Title of the Talk: The Acoustic-Unconscious: Recovering Marshall McLuhan
When? Thursday 22nd May 2014 (TT Week4) (17:00-18:30)
Where? Ertegun House, St Giles, University of Oxford
Abstract: Marshall McLuhan is considered to be a founding figure of sound studies, but he is also (in)famous for his techno-determinism, Orientalism and, most importantly, oral/literate dichotomy. By contrast, his concept of “acoustic space” is often overlooked. Erlmann argues that it is time to revisit McLuhan’s contribution to early sound studies and to examine the place of “acoustic space” in his theory of media. In so doing he hopes to broaden the current debate about sound on the edge or the “unsound” to what Erlmann calls the “acoustic-unconscious.”
An short excerpt of McLuhan being interviewed in 1967 can be watched below.
Speaker Biography: Veit Erlmann holds the Endowed Chair of Music History at the University of Texas. He studied musicology, sociology, anthropology and philosophy in Berlin and Cologne, where he obtained a Dr.phil. in 1978 and did a Habilitation in musicology in 1989 and in anthropology in 1994. As an ethnographer he has done fieldwork in Morocco (1972), Cameroon (1975-1976), Niger (1979), South Africa (1982-1987), Lesotho (1982), Ecuador (1987), and Ghana (1989). Currently he is working on a book on intellectual property in the South African music industry that will be published by Duke University Press. In addition to his ethnographic work he also retains a strong interest in musicology, cultural studies and cultural history, primarily in relation to Europe.
Dr. Erlmann has been on the faculties of the University of Natal, the University of Chicago, the University of the Witwatersrand in Johannesburg, and the Free University of Berlin. Among his publications are African Stars, Studies in Black South African Performance and Nightsong: Performance, Power and Practice in South Africa, both published by the University of Chicago Press.
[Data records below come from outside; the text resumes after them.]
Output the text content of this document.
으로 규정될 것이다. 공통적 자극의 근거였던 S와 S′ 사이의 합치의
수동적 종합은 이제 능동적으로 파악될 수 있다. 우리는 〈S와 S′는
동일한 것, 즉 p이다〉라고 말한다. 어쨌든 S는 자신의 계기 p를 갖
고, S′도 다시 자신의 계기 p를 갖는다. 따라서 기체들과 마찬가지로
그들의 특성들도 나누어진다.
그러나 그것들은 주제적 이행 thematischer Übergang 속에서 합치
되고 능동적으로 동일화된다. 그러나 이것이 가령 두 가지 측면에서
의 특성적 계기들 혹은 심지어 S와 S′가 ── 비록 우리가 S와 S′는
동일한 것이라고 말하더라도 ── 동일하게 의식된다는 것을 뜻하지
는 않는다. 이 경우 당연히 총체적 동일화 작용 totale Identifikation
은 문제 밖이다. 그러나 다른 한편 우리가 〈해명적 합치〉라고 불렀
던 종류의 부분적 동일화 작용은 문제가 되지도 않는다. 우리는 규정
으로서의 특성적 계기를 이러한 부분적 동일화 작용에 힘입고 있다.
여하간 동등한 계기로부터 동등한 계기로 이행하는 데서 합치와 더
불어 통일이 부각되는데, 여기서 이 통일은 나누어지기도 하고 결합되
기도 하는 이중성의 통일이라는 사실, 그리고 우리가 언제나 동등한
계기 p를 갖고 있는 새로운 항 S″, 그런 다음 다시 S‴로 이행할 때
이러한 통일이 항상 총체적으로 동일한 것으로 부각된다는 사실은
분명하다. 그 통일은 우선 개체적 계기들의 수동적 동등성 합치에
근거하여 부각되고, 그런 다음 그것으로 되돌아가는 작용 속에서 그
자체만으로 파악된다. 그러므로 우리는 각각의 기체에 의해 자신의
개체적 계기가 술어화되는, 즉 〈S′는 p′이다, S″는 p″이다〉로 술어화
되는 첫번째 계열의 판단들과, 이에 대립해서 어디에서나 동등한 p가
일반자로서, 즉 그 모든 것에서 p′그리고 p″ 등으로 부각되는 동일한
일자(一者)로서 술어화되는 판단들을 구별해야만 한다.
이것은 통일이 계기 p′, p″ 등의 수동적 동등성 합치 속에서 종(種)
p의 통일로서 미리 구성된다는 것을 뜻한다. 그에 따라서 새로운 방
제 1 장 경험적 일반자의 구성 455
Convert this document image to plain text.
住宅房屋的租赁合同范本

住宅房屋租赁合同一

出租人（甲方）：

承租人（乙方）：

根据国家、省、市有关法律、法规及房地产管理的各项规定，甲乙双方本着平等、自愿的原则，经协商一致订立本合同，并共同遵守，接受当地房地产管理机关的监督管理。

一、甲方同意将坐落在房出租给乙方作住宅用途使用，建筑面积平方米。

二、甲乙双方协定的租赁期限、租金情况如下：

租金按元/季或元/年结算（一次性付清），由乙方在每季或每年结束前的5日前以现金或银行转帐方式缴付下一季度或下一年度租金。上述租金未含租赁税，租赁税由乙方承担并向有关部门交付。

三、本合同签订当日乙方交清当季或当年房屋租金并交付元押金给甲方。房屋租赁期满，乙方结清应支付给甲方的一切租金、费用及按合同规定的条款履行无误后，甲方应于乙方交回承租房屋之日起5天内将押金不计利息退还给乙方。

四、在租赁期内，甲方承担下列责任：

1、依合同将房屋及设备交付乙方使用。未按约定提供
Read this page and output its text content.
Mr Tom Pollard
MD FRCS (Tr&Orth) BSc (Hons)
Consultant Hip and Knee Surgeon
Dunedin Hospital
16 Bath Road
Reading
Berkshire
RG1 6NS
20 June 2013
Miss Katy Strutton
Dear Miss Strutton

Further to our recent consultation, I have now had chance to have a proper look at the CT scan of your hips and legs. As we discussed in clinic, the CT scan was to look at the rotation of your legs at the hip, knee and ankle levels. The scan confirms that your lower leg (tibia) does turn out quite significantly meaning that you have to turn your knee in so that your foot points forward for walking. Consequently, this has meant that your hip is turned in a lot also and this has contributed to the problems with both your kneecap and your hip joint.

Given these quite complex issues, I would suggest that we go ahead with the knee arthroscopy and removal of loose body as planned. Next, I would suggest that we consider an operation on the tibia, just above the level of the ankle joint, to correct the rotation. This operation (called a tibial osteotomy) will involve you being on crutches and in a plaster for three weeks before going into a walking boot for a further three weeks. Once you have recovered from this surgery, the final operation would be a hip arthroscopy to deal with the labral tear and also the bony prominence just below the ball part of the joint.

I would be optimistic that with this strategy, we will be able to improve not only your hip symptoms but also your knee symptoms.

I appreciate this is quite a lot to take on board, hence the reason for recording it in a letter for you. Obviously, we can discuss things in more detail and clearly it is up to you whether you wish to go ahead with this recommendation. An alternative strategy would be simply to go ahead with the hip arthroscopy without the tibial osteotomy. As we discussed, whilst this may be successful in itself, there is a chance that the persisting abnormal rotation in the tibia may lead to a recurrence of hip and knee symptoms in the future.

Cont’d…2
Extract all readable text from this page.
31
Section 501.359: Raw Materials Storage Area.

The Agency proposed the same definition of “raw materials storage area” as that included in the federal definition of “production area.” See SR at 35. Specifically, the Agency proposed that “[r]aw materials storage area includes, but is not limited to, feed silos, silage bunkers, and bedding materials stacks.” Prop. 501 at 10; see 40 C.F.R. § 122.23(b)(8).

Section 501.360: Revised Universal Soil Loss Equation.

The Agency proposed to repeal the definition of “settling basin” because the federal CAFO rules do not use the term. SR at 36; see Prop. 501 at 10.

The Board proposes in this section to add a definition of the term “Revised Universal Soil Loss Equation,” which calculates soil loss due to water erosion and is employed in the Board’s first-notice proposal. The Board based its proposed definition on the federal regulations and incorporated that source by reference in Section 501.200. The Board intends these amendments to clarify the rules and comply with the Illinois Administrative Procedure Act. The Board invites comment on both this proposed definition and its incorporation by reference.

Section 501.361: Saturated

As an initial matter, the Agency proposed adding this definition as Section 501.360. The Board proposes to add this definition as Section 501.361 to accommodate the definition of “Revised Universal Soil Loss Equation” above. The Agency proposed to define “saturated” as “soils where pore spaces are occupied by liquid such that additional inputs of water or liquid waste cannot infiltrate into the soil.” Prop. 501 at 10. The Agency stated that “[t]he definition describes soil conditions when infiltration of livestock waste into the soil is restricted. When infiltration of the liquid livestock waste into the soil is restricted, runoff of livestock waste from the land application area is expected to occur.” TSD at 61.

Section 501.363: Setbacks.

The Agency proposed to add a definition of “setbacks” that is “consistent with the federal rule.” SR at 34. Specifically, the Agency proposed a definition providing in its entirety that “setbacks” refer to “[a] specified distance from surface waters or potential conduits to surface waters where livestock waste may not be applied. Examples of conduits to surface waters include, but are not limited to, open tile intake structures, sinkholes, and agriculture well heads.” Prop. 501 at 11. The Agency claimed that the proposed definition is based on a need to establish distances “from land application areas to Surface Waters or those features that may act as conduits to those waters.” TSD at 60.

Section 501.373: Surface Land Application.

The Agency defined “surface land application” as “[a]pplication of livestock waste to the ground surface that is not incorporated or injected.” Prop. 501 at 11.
His recent book, Music, Modernity and the Global Imagination, published by Oxford University Press, won the Alan P. Merriam Prize for the best English-language monograph in ethnomusicology. His most recent book is Reason and Resonance: a History of Modern Aurality (Zone Books, 2010).
Event hosted as part of the Seminar in Ethnomusicology and Sound Studies Series, based at St John’s College, University of Oxford.